L’Allemagne a fait du CUSC une priorité stratégique pour atteindre la neutralité climatique d’ici 2045. Dans le cadre de sa stratégie de gestion du carbone, le CUSC est reconnu comme essentiel pour les secteurs où la réduction des émissions est difficile, notamment le ciment, la chaux, les produits chimiques, l’acier et l’incinération des déchets.

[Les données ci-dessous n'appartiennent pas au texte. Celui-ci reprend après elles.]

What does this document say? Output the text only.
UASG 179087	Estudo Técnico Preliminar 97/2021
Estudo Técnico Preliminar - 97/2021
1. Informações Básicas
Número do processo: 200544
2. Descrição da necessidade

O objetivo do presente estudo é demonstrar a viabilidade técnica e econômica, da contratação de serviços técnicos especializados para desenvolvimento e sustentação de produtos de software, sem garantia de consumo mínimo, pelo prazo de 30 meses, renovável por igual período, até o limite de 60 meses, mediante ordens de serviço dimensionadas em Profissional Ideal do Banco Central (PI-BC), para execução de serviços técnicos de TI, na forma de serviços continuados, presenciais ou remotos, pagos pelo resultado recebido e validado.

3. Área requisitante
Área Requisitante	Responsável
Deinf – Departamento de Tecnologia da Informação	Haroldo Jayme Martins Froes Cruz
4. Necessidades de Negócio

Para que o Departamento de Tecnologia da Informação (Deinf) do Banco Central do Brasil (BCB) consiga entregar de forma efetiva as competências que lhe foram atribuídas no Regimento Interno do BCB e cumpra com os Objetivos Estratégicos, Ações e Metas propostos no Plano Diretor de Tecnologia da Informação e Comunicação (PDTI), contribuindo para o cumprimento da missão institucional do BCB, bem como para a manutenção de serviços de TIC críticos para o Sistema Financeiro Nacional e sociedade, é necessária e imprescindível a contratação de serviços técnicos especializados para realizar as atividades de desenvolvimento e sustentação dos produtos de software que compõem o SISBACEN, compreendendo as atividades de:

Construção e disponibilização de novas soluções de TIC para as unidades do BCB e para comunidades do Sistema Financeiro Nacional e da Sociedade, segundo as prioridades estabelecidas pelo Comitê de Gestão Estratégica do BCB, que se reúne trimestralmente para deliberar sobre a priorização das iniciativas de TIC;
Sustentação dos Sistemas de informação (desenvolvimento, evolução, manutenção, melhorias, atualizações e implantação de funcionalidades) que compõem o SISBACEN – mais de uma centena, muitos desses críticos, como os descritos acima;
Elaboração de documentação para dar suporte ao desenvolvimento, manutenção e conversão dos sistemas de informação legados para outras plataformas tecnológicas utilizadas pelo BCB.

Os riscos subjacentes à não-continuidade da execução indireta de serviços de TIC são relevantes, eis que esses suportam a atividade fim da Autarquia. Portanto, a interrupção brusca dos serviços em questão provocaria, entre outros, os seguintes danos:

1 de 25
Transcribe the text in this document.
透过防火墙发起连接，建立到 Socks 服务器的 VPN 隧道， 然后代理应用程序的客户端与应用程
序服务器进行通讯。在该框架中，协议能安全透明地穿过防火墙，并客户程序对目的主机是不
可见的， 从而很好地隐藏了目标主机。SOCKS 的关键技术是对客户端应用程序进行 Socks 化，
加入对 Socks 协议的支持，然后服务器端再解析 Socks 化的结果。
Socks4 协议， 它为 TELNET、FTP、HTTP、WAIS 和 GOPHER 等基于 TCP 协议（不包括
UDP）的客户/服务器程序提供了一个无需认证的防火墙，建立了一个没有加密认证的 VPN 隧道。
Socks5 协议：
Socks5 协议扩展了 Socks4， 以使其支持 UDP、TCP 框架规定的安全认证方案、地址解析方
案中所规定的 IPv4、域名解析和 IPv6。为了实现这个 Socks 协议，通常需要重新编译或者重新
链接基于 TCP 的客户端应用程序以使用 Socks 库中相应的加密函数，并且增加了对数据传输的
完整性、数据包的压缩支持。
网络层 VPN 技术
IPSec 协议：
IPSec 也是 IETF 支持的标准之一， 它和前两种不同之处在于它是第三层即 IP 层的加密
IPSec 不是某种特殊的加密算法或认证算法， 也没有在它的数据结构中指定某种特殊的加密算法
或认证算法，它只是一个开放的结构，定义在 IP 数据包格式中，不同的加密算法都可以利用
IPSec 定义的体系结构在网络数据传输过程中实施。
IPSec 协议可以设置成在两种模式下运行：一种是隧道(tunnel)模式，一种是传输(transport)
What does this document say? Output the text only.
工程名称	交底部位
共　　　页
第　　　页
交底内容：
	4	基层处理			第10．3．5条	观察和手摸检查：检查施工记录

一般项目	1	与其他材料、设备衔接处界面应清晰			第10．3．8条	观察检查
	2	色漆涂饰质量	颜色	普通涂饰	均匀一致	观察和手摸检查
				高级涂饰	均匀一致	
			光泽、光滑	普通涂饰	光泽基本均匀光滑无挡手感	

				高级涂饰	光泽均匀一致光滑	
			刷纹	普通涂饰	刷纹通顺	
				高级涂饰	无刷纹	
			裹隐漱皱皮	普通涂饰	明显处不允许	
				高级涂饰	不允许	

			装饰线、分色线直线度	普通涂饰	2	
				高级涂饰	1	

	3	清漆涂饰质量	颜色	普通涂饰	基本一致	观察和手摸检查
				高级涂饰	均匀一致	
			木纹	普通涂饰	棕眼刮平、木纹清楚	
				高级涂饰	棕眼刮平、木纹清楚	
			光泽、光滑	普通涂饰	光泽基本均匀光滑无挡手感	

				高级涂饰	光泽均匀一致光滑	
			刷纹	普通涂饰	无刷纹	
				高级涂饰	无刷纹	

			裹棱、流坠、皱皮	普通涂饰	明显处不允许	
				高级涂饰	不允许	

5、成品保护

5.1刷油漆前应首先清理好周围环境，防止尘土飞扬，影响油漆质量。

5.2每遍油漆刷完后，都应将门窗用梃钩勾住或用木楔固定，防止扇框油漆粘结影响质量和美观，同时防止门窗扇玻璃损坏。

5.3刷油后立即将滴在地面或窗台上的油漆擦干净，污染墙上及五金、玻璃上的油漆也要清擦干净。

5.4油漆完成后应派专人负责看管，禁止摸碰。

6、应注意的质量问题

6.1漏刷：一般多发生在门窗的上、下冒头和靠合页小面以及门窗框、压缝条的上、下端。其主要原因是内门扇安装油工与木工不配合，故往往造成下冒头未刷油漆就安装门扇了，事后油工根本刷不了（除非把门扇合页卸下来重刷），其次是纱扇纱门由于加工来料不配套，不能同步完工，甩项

En 2024-2025, l’Allemagne a modernisé son cadre juridique en modifiant la loi sur le stockage du dioxyde de carbone. Ces modifications autorisent le transport, l’utilisation et le stockage en mer du CO₂ à des fins commerciales, tout en instaurant des procédures d’autorisation accélérées et en conférant aux infrastructures un statut d’intérêt public prépondérant. Un stockage terrestre limité demeure possible, sous réserve de l’approbation des gouvernements des États allemands.
L’Allemagne fait également progresser des projets de captage, la planification de pipelines de CO₂ et les liaisons d’exportation vers les sites de stockage en mer du Nord, créant ainsi une demande à court terme pour des technologies de captage, d’utilisation, de transport et de surveillance.
Le soutien public comprend des contrats carbone pour différence, des subventions à l’investissement et du financement de l’UE pour réduire les risques liés aux projets en phase de démarrage.